The RAW function is use to make the SQL:
SELECT DT,SITE_ID,ITEM_COUNT FROM FACT_TABLE
to return the correct result:
DT | SITE_ID | ITEM_COUNT |
---|---|---|
2016-05-01 | 0 | 100 |
2016-05-01 | 0 | 200 |
2016-05-02 | 1 | 300 |
2016-05-02 | 1 | 400 |
2016-05-03 | 2 | 500 |
How to use
- Choose the Kylin version
1.5.1+
. - Like the above case, we can make the
DT,SITE_ID
as dimensions, andRAW(ITEM_COUNT)
as measure. - After the cube build, you can use the SQL to query the raw data:
SELECT DT,SITE_ID,ITEM_COUNT FROM FACT_TABLE WHERE SITE_ID = 0
Optimize
The column which define RAW
measure will be encoded with dictionary by default. So, you must know you data’s cardinality and distribution characteristics.
- As far as possible to define the value uniform distribution column to dimensions, this will make the measure cell value size more uniform and avoid data skew.

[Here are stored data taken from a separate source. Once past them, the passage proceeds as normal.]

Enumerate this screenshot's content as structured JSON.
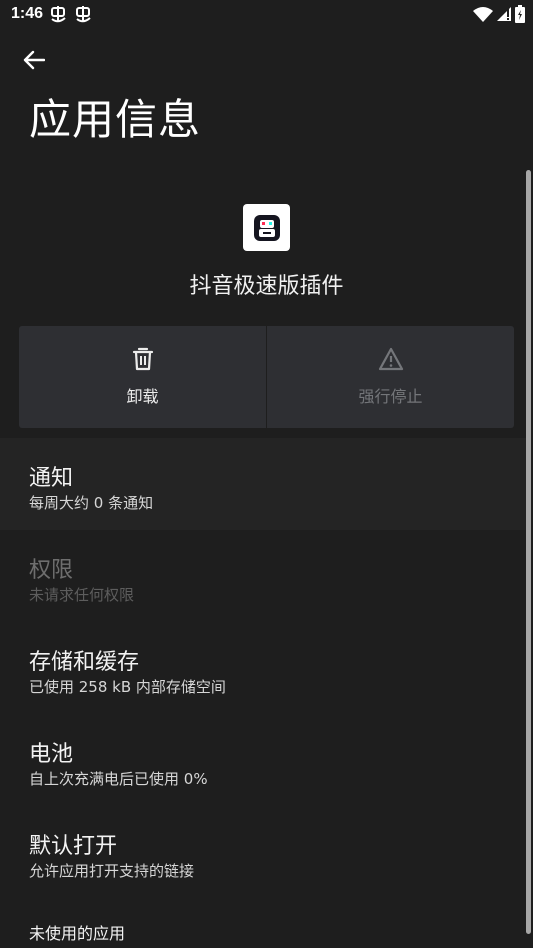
{
  "status_bar": {
    "time": "1:46",
    "notification_icons": [
      "app-notification-icon",
      "app-notification-icon"
    ],
    "right_icons": [
      "wifi-icon",
      "signal-icon",
      "battery-icon"
    ]
  },
  "header": {
    "back_icon": "arrow-left-icon",
    "title": "应用信息"
  },
  "app": {
    "name": "抖音极速版插件",
    "icon": "app-icon"
  },
  "actions": [
    {
      "label": "卸载",
      "icon": "trash-icon",
      "enabled": true
    },
    {
      "label": "强行停止",
      "icon": "warning-icon",
      "enabled": false
    }
  ],
  "settings": [
    {
      "title": "通知",
      "subtitle": "每周大约 0 条通知",
      "enabled": true
    },
    {
      "title": "权限",
      "subtitle": "未请求任何权限",
      "enabled": false
    },
    {
      "title": "存储和缓存",
      "subtitle": "已使用 258 kB 内部存储空间",
      "enabled": true
    },
    {
      "title": "电池",
      "subtitle": "自上次充满电后已使用 0%",
      "enabled": true
    },
    {
      "title": "默认打开",
      "subtitle": "允许应用打开支持的链接",
      "enabled": true
    },
    {
      "title": "未使用的应用",
      "subtitle": "",
      "enabled": true
    }
  ],
  "colors": {
    "background": "#1e1e1e",
    "button_bg": "#2e2f33",
    "text_primary": "#f1f1f1",
    "text_disabled": "#6e6e6e"
  }
}
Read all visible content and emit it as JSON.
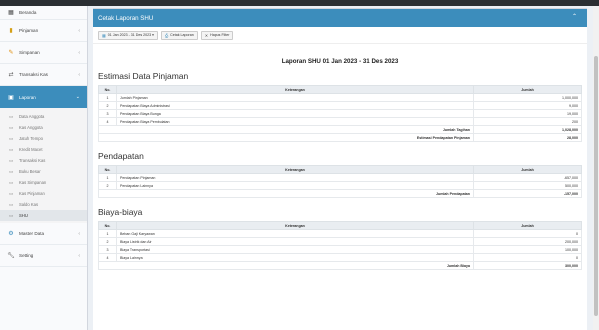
{
  "sidebar": {
    "partial_label": "Beranda",
    "items": [
      {
        "label": "Pinjaman",
        "icon": "money-icon"
      },
      {
        "label": "Simpanan",
        "icon": "pencil-icon"
      },
      {
        "label": "Transaksi Kas",
        "icon": "exchange-icon"
      },
      {
        "label": "Laporan",
        "icon": "book-icon"
      }
    ],
    "sub_items": [
      "Data Anggota",
      "Kas Anggota",
      "Jatuh Tempo",
      "Kredit Macet",
      "Transaksi Kas",
      "Buku Besar",
      "Kas Simpanan",
      "Kas Pinjaman",
      "Saldo Kas",
      "SHU"
    ],
    "bottom_items": [
      {
        "label": "Master Data",
        "icon": "gears-icon"
      },
      {
        "label": "Setting",
        "icon": "wrench-icon"
      }
    ]
  },
  "box": {
    "title": "Cetak Laporan SHU",
    "collapse_glyph": "⌃"
  },
  "toolbar": {
    "date_range": "01 Jan 2023 - 31 Des 2023 ▾",
    "print_label": "Cetak Laporan",
    "clear_label": "Hapus Filter"
  },
  "report": {
    "title": "Laporan SHU 01 Jan 2023 - 31 Des 2023"
  },
  "headers": {
    "no": "No.",
    "ket": "Keterangan",
    "jumlah": "Jumlah"
  },
  "sections": {
    "pinjaman": {
      "title": "Estimasi Data Pinjaman",
      "rows": [
        {
          "no": "1",
          "ket": "Jumlah Pinjaman",
          "amt": "1,000,000"
        },
        {
          "no": "2",
          "ket": "Pendapatan Biaya Administrasi",
          "amt": "9,000"
        },
        {
          "no": "3",
          "ket": "Pendapatan Biaya Bunga",
          "amt": "19,000"
        },
        {
          "no": "4",
          "ket": "Pendapatan Biaya Pembulatan",
          "amt": "200"
        }
      ],
      "sums": [
        {
          "label": "Jumlah Tagihan",
          "amt": "1,028,000"
        },
        {
          "label": "Estimasi Pendapatan Pinjaman",
          "amt": "28,000"
        }
      ]
    },
    "pendapatan": {
      "title": "Pendapatan",
      "rows": [
        {
          "no": "1",
          "ket": "Pendapatan Pinjaman",
          "amt": "-657,000"
        },
        {
          "no": "2",
          "ket": "Pendapatan Lainnya",
          "amt": "500,000"
        }
      ],
      "sums": [
        {
          "label": "Jumlah Pendapatan",
          "amt": "-157,000"
        }
      ]
    },
    "biaya": {
      "title": "Biaya-biaya",
      "rows": [
        {
          "no": "1",
          "ket": "Beban Gaji Karyawan",
          "amt": "0"
        },
        {
          "no": "2",
          "ket": "Biaya Listrik dan Air",
          "amt": "200,000"
        },
        {
          "no": "3",
          "ket": "Biaya Transportasi",
          "amt": "100,000"
        },
        {
          "no": "4",
          "ket": "Biaya Lainnya",
          "amt": "0"
        }
      ],
      "sums": [
        {
          "label": "Jumlah Biaya",
          "amt": "300,000"
        }
      ]
    }
  },
  "colors": {
    "accent": "#3c8dbc",
    "header_bg": "#2b2f33"
  }
}
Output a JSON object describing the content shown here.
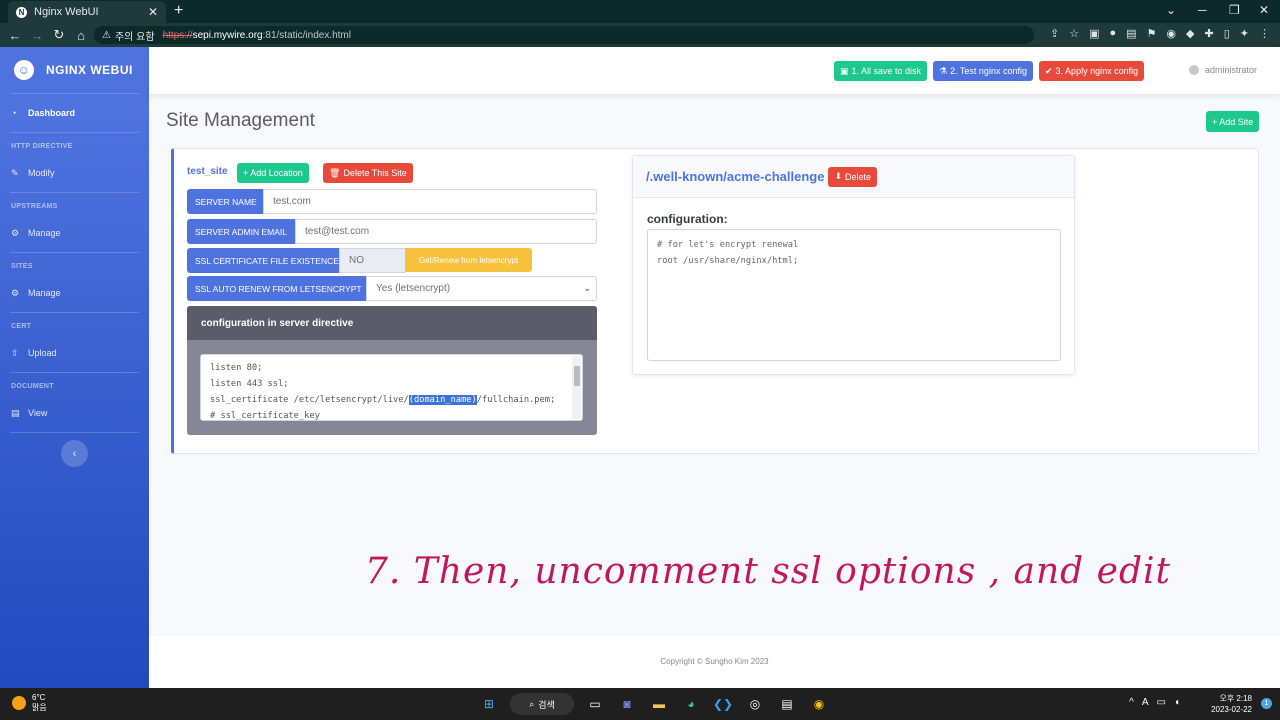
{
  "browser": {
    "tab_title": "Nginx WebUI",
    "address_warning": "주의 요함",
    "url_scheme": "https://",
    "url_host": "sepi.mywire.org",
    "url_rest": ":81/static/index.html"
  },
  "sidebar": {
    "brand": "NGINX WEBUI",
    "dashboard": "Dashboard",
    "sections": [
      {
        "heading": "HTTP DIRECTIVE",
        "item": "Modify"
      },
      {
        "heading": "UPSTREAMS",
        "item": "Manage"
      },
      {
        "heading": "SITES",
        "item": "Manage"
      },
      {
        "heading": "CERT",
        "item": "Upload"
      },
      {
        "heading": "DOCUMENT",
        "item": "View"
      }
    ]
  },
  "topbar": {
    "save_btn": "1. All save to disk",
    "test_btn": "2. Test nginx config",
    "apply_btn": "3. Apply nginx config",
    "user": "administrator"
  },
  "main": {
    "title": "Site Management",
    "add_site": "+ Add Site",
    "site": {
      "name": "test_site",
      "add_location": "+ Add Location",
      "delete_site": "Delete This Site",
      "server_name_label": "SERVER NAME",
      "server_name_value": "test.com",
      "admin_email_label": "SERVER ADMIN EMAIL",
      "admin_email_value": "test@test.com",
      "ssl_exist_label": "SSL CERTIFICATE FILE EXISTENCE",
      "ssl_exist_value": "NO",
      "renew_btn": "Get/Renew from letsencrypt",
      "auto_renew_label": "SSL AUTO RENEW FROM LETSENCRYPT",
      "auto_renew_value": "Yes (letsencrypt)",
      "directive_title": "configuration in server directive",
      "code_lines": [
        "listen 80;",
        "listen 443 ssl;",
        "# ssl_certificate_key"
      ],
      "ssl_cert_prefix": "ssl_certificate /etc/letsencrypt/live/",
      "ssl_cert_selected": "(domain_name)",
      "ssl_cert_suffix": "/fullchain.pem;"
    },
    "location": {
      "path": "/.well-known/acme-challenge",
      "delete": "Delete",
      "config_label": "configuration:",
      "config_lines": [
        "# for let's encrypt renewal",
        "root /usr/share/nginx/html;"
      ]
    }
  },
  "footer": "Copyright © Sungho Kim 2023",
  "annotation": "7. Then, uncomment ssl options , and edit",
  "taskbar": {
    "temp": "6°C",
    "weather": "맑음",
    "search": "검색",
    "time": "오후 2:18",
    "date": "2023-02-22",
    "notif_count": "1"
  }
}
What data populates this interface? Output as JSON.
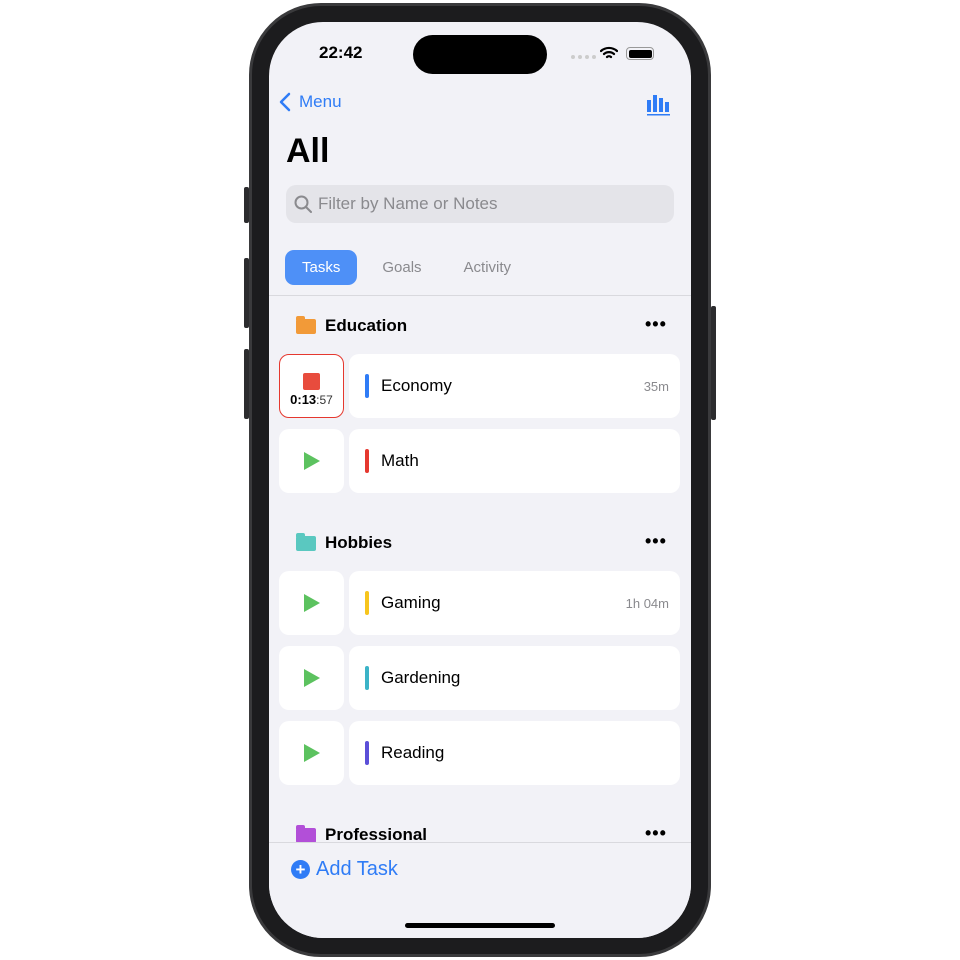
{
  "status": {
    "time": "22:42"
  },
  "nav": {
    "back_label": "Menu",
    "title": "All"
  },
  "search": {
    "placeholder": "Filter by Name or Notes"
  },
  "tabs": [
    {
      "label": "Tasks",
      "active": true
    },
    {
      "label": "Goals"
    },
    {
      "label": "Activity"
    }
  ],
  "groups": [
    {
      "name": "Education",
      "color": "#f29a38",
      "tasks": [
        {
          "name": "Economy",
          "color": "#2f7cf6",
          "duration": "35m",
          "running": true,
          "timer_main": "0:13",
          "timer_sec": ":57"
        },
        {
          "name": "Math",
          "color": "#e5382f",
          "duration": ""
        }
      ]
    },
    {
      "name": "Hobbies",
      "color": "#5ac8c0",
      "tasks": [
        {
          "name": "Gaming",
          "color": "#f7c51d",
          "duration": "1h 04m"
        },
        {
          "name": "Gardening",
          "color": "#3bb3c7",
          "duration": ""
        },
        {
          "name": "Reading",
          "color": "#5b4fd8",
          "duration": ""
        }
      ]
    },
    {
      "name": "Professional",
      "color": "#b24fd8",
      "tasks": []
    }
  ],
  "footer": {
    "add_label": "Add Task"
  }
}
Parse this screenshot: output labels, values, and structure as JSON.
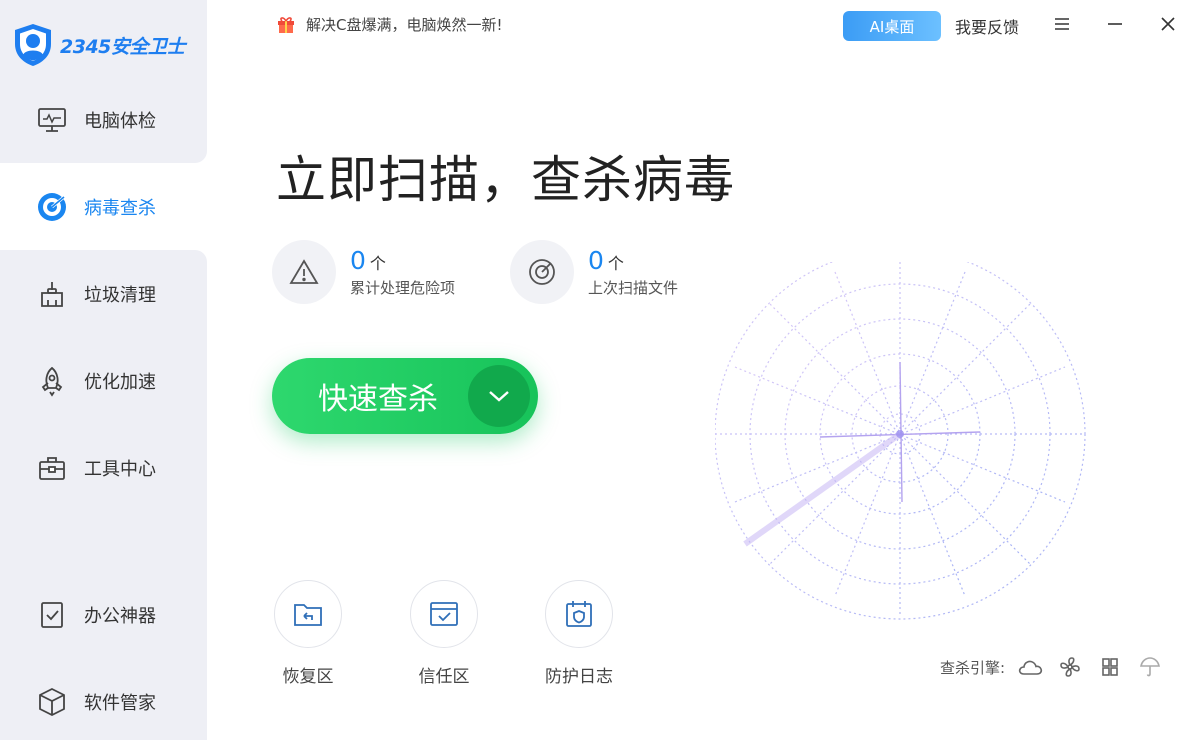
{
  "app": {
    "logo_text": "2345安全卫士"
  },
  "sidebar": {
    "items": [
      {
        "label": "电脑体检",
        "icon": "monitor-icon",
        "active": false
      },
      {
        "label": "病毒查杀",
        "icon": "target-icon",
        "active": true
      },
      {
        "label": "垃圾清理",
        "icon": "broom-icon",
        "active": false
      },
      {
        "label": "优化加速",
        "icon": "rocket-icon",
        "active": false
      },
      {
        "label": "工具中心",
        "icon": "toolbox-icon",
        "active": false
      },
      {
        "label": "办公神器",
        "icon": "document-check-icon",
        "active": false
      },
      {
        "label": "软件管家",
        "icon": "package-icon",
        "active": false
      }
    ]
  },
  "topbar": {
    "promo_text": "解决C盘爆满，电脑焕然一新!",
    "ai_button": "AI桌面",
    "feedback": "我要反馈"
  },
  "main": {
    "headline": "立即扫描，查杀病毒",
    "stats": [
      {
        "value": "0",
        "unit": "个",
        "label": "累计处理危险项"
      },
      {
        "value": "0",
        "unit": "个",
        "label": "上次扫描文件"
      }
    ],
    "scan_button": "快速查杀",
    "tools": [
      {
        "label": "恢复区"
      },
      {
        "label": "信任区"
      },
      {
        "label": "防护日志"
      }
    ],
    "engine_label": "查杀引擎:"
  },
  "colors": {
    "accent": "#1a86f0",
    "scan_green": "#1fcf63",
    "sidebar_bg": "#eeeff5",
    "radar": "#8b7ee8"
  }
}
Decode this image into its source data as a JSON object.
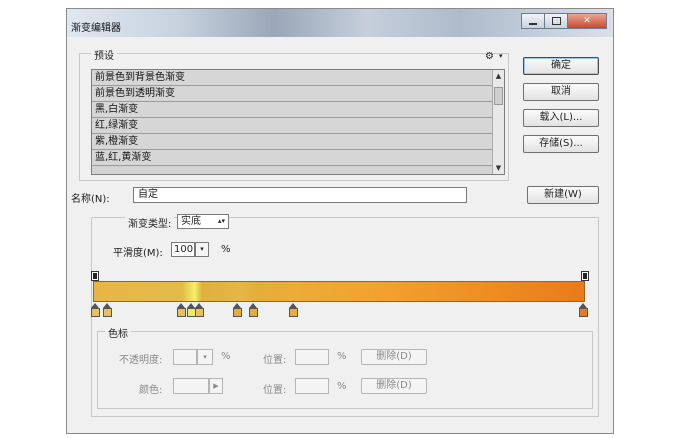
{
  "window": {
    "title": "渐变编辑器"
  },
  "presets": {
    "group_label": "预设",
    "items": [
      "前景色到背景色渐变",
      "前景色到透明渐变",
      "黑,白渐变",
      "红,绿渐变",
      "紫,橙渐变",
      "蓝,红,黄渐变"
    ]
  },
  "buttons": {
    "ok": "确定",
    "cancel": "取消",
    "load": "载入(L)...",
    "save": "存储(S)...",
    "new": "新建(W)"
  },
  "name": {
    "label": "名称(N):",
    "value": "自定"
  },
  "gradient": {
    "type_label": "渐变类型:",
    "type_value": "实底",
    "smoothness_label": "平滑度(M):",
    "smoothness_value": "100",
    "smoothness_unit": "%",
    "bar_colors": [
      "#e8b545",
      "#f4ef6a",
      "#ecac37",
      "#ea7a1c"
    ]
  },
  "stops": {
    "group_label": "色标",
    "opacity_label": "不透明度:",
    "opacity_unit": "%",
    "location_label": "位置:",
    "location_unit": "%",
    "color_label": "颜色:",
    "delete_label": "删除(D)"
  }
}
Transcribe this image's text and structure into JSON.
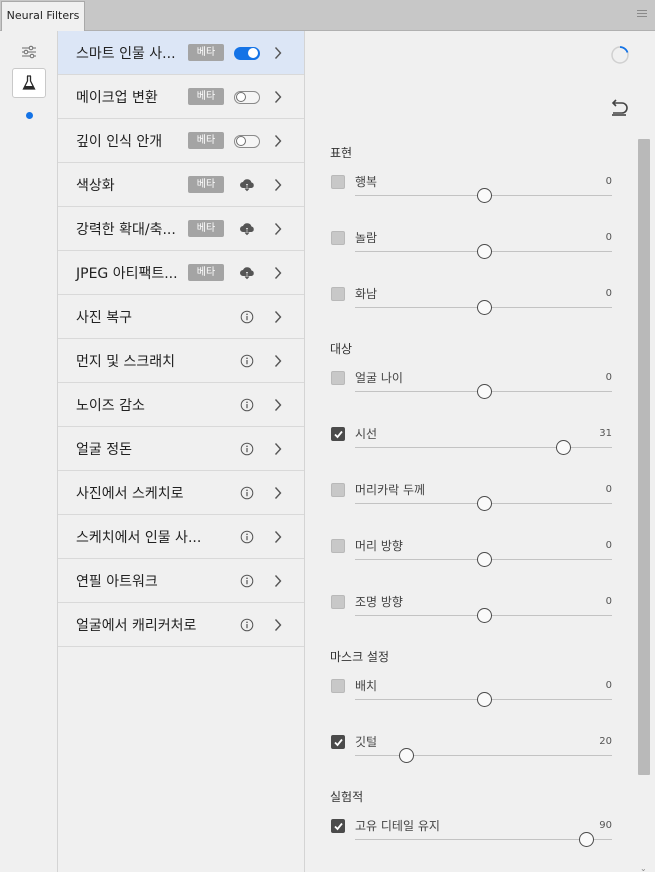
{
  "window": {
    "tab_title": "Neural Filters"
  },
  "strip": {
    "icons": [
      "sliders-icon",
      "flask-icon"
    ],
    "indicator_color": "#1473e6"
  },
  "filters": [
    {
      "label": "스마트 인물 사...",
      "badge": "베타",
      "control": "toggle-on"
    },
    {
      "label": "메이크업 변환",
      "badge": "베타",
      "control": "toggle-off"
    },
    {
      "label": "깊이 인식 안개",
      "badge": "베타",
      "control": "toggle-off"
    },
    {
      "label": "색상화",
      "badge": "베타",
      "control": "cloud-download"
    },
    {
      "label": "강력한 확대/축...",
      "badge": "베타",
      "control": "cloud-download"
    },
    {
      "label": "JPEG 아티팩트...",
      "badge": "베타",
      "control": "cloud-download"
    },
    {
      "label": "사진 복구",
      "badge": "",
      "control": "info"
    },
    {
      "label": "먼지 및 스크래치",
      "badge": "",
      "control": "info"
    },
    {
      "label": "노이즈 감소",
      "badge": "",
      "control": "info"
    },
    {
      "label": "얼굴 정돈",
      "badge": "",
      "control": "info"
    },
    {
      "label": "사진에서 스케치로",
      "badge": "",
      "control": "info"
    },
    {
      "label": "스케치에서 인물 사...",
      "badge": "",
      "control": "info"
    },
    {
      "label": "연필 아트워크",
      "badge": "",
      "control": "info"
    },
    {
      "label": "얼굴에서 캐리커처로",
      "badge": "",
      "control": "info"
    }
  ],
  "sections": [
    {
      "title": "표현",
      "options": [
        {
          "label": "행복",
          "value": "0",
          "checked": false,
          "level": 0.5
        },
        {
          "label": "놀람",
          "value": "0",
          "checked": false,
          "level": 0.5
        },
        {
          "label": "화남",
          "value": "0",
          "checked": false,
          "level": 0.5
        }
      ]
    },
    {
      "title": "대상",
      "options": [
        {
          "label": "얼굴 나이",
          "value": "0",
          "checked": false,
          "level": 0.5
        },
        {
          "label": "시선",
          "value": "31",
          "checked": true,
          "level": 0.81
        },
        {
          "label": "머리카락 두께",
          "value": "0",
          "checked": false,
          "level": 0.5
        },
        {
          "label": "머리 방향",
          "value": "0",
          "checked": false,
          "level": 0.5
        },
        {
          "label": "조명 방향",
          "value": "0",
          "checked": false,
          "level": 0.5
        }
      ]
    },
    {
      "title": "마스크 설정",
      "options": [
        {
          "label": "배치",
          "value": "0",
          "checked": false,
          "level": 0.5
        },
        {
          "label": "깃털",
          "value": "20",
          "checked": true,
          "level": 0.2
        }
      ]
    },
    {
      "title": "실험적",
      "options": [
        {
          "label": "고유 디테일 유지",
          "value": "90",
          "checked": true,
          "level": 0.9
        }
      ]
    }
  ]
}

- If choose the ultra high cardinality column to define
RAW
measure, you can try the following to avoid the dictionary build error:- Cut a big segment into several segments, if you were trying to build a large data set at once;
- Set
kylin.dictionary.max.cardinality
in conf/kylin.properties to a bigger value (default is 5000000).
To be improved
- Now, the maximum storage 1M values of
RAW
measure in one cuboid. If exceed 1M values, it will throwBufferOverflowException
in the cube build. This will be optimized in the later release. - Only dimension column can use in
WHERE
condition,RAW
measure column is not support.
Implement
- Custom one aggregation function RAW implement, the function’s return type depends on the column type.
- Make the RAW aggregation function to save the column raw data in the base cuboid data.
- The HBase value cell will store the dictionary id of the raw data to save space.
- The SQL which contains the RAW measure column will be routed to the base cuboid query.
- Extract the raw data from base cuboid data with dimension values to assemble into a complete row when query.